Nijinsky’s diaries were written between January 19 and March 4, 1919, and they are “the only . . . non-retrospective . . . written account, by a major artist, of the experience of entering psychosis” (Nijinsky and Acocella vii), in particular schizophrenia. Characteristic of schizophrenia are auditory hallucinations, which are “experienced as voices . . . perceived as distinct from the person’s own thoughts,” and they may be “conversing with each other or maintain a running commentary on the person’s thoughts or behaviour” (DSM-IV 275). This is the aspect of schizophrenia that Wilson has taken up in order to create the soundscape of the piece.

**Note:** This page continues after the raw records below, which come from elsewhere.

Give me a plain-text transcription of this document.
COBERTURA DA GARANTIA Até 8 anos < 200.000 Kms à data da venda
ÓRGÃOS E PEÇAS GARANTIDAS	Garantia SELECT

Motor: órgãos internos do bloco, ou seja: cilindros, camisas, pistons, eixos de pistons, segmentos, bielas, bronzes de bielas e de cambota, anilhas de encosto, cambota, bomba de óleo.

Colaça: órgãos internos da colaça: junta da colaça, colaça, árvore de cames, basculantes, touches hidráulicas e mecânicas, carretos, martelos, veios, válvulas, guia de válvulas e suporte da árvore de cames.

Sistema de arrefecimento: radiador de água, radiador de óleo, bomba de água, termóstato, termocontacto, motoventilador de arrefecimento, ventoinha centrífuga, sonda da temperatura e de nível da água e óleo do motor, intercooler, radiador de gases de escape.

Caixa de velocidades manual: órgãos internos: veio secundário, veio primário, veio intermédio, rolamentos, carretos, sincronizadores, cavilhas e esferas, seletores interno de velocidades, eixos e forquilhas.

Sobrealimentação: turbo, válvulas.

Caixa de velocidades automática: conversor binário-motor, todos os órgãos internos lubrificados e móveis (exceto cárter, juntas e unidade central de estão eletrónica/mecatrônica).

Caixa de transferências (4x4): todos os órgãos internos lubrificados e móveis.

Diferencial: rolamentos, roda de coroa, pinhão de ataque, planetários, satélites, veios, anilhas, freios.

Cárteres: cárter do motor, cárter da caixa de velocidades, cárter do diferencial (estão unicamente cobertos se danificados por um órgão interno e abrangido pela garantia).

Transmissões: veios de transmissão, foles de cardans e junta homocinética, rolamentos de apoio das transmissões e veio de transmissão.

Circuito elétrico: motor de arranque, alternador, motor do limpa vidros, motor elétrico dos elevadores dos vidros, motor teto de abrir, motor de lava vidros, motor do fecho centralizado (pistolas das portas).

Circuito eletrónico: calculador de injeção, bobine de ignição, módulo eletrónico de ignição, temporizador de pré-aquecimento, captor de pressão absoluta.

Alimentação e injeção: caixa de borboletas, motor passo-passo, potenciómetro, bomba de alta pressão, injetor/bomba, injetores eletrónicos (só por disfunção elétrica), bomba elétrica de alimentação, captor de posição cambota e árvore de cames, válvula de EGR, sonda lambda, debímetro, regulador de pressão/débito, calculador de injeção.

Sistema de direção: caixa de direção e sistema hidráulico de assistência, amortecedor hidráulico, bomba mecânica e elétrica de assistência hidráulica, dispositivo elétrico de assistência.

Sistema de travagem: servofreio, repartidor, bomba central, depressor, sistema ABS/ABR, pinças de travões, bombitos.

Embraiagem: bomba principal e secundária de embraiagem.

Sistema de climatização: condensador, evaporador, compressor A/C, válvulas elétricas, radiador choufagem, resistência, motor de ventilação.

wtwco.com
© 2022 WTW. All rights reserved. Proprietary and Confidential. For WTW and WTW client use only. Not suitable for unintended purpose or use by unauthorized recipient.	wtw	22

This fugue of the world, though, is not a song of schizophrenia. At the beginning of the piece, Baryshnikov sits on a chair that is upside down and wears a straitjacket. The chair gradually turns to an upright position, and, like a magician, he is liberated from the straitjacket and presents himself in tails. The straitjacket restricts movement. Wilson, the magician who liberates Baryshnikov’s movement, is not interested in Nijinsky’s relationship with Diaghilev and the personal tragedy of the dancer, but his aim is “to explore the dynamics of the body movement,” as Baryshnikov states (“Mikhail Baryshnikov Letter to a Man” 00:15:20). Wilson’s “What is it?” in this piece does not refer to what schizophrenia is, but to how the body can cope in a world of sounds. From the moment that Baryshnikov is liberated from the straitjacket, he becomes a hearing body, not because of schizophrenia but because he can respond to the soundscape through movement. By staging schizophrenia, Wilson coherently deforms it into an existential story of sound and movement. In this essay-fugue, there are two voices of ontology, the voices of performance and philosophy. The medical aspect of schizophrenia remains simultaneous; the medical and the ontological aspects chase each other, the illness sings the subject of voices as auditory hallucinations and theatrical ontology sings the answer of the hearing body as an agent in the fugue of the world.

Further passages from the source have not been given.